Pedro,
On Wed, Dec 14, 2022 at 12:24:42PM -0600, Scott Cheloha wrote:
> On Wed, Dec 14, 2022 at 11:37:14AM +0000, Pedro Caetano wrote:
> > Hi bugs@
> >
> > In the process of upgrading a pair of servers to release 7.2, the following
> > panic was triggered after sysupgrade reboot. (dell poweredge R740)
> >
> > One of the reboots happened before syspatch, the other happened after
> > applying the release patches.
> >
> > After powercycling, both servers managed to boot successfully.
> >
> > Please keep me copied as I'm not subscribed to bugs@
> >
> >
> > Screenshot of the panic uploaded attached to this email.
>
> For reference:
>
> cpu2: 32KB 64B/line 8-way D-cache, 32KB 64b/line 8-way I-cache, 1MB 64b/line
> 16-way L2 cache, 8MB 64b/line 11-way L3 cache
> cpu2: smt 0, core 5, package 0
> panic: tsc_test_sync_ap: cpu2: tsc_ap_name is not NULL: cpu1
> panic: tsc_test_sync_ap: cpu2: tsc_ap_name is not NULL: cpu1cpu3 at mainbus0:
> apid 26 (application process
>
> Somehow your machine is violating one of the TSC sync test sanity
> checks.
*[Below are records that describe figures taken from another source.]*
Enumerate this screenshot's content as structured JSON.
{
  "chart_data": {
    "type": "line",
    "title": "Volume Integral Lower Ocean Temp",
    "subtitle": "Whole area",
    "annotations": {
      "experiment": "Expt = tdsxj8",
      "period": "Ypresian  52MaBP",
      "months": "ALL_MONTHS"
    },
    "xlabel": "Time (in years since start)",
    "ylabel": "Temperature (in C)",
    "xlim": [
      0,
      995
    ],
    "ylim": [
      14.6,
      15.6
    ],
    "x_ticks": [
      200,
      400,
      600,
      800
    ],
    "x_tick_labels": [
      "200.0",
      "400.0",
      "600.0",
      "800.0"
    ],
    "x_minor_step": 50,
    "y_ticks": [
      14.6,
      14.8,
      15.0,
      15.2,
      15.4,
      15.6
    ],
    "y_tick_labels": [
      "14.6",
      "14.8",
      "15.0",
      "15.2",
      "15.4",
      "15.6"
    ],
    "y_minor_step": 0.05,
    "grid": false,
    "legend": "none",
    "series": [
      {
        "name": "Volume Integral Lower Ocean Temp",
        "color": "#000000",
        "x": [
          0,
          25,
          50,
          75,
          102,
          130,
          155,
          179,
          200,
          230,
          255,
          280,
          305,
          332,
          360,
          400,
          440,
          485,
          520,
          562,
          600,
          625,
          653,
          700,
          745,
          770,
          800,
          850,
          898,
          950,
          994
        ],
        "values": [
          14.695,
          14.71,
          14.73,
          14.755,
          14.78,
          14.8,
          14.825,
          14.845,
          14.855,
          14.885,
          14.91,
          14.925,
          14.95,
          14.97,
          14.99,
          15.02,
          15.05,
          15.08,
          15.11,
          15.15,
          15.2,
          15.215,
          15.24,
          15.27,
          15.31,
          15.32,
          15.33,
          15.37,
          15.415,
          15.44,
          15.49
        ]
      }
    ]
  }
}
The idea behind this one is that there should only be one AP
> in the sync test at a time.
>
> At the start of each test, in tsc_test_sync_ap(), the AP sets
> tsc_ap_name to its dv_xname. It does this with an atomic CAS
> expecting NULL to ensure no other AP is still running the sync test.
> You're hitting this panic:
>
> 449 void
> 450 tsc_test_sync_ap(struct cpu_info *ci)
> 451 {
> 452 if (!tsc_is_invariant)
> 453 return;
> 454 #ifndef TSC_DEBUG
> 455 if (!tsc_is_synchronized)
> 456 return;
> 457 #endif
> 458 /* The BP needs our name in order to report any problems. */
> 459 if (atomic_cas_ptr(&tsc_ap_name, NULL, ci->ci_dev->dv_xname)
> != NULL) {
> 460 panic("%s: %s: tsc_ap_name is not NULL: %s",
> 461 __func__, ci->ci_dev->dv_xname, tsc_ap_name);
> 462 }
>
> The BP is supposed to reset tsc_ap_name to NULL at the conclusion of
> every sync test, from tsc_test_sync_bp():
>
> 415 /*
> 416 * Report what happened. Adjust the TSC's quality
> 417 * if this is the first time we've failed the test.
> 418 */
> 419 tsc_report_test_results();
> 420 if (tsc_ap_status.lag_count ||
> tsc_bp_status.lag_count) {
> 421 if (tsc_is_synchronized) {
> 422 tsc_is_synchronized = 0;
> 423 tc_reset_quality(&tsc_timecounter,
> -1000);
> 424 }
> 425 tsc_test_rounds = 0;
> 426 } else
> 427 tsc_test_rounds--;
> 428
> 429 /*
> 430 * Clean up for the next round. It is safe to reset
> the
> 431 * ingress barrier because at this point we know the
> AP
> 432 * has reached the egress barrier.
> 433 */
> 434 memset(&tsc_ap_status, 0, sizeof tsc_ap_status);
> 435 memset(&tsc_bp_status, 0, sizeof tsc_bp_status);
> 436 tsc_ingress_barrier = 0;
> 437 if (tsc_test_rounds == 0)
> 438 tsc_ap_name = NULL;
>
> It's possible the BP's store:
>
> tsc_ap_name = NULL;
>
> is not *always* globally visible by the time the next AP reaches the
> tsc_ap_name CAS, triggering the panic. If so, we could force the
> store to complete with membar_producer(). tsc_ap_name should be
> volatile, too.
>
> OTOH, it's possible this particular check is not the right thing here.
> My intention is correct... we definitely don't want more than one AP
> in the sync test at any given moment. But this tsc_ap_name handshake
> thing may be the wrong way to assert that.
Just following up on this. Have you seen the panic you reported again?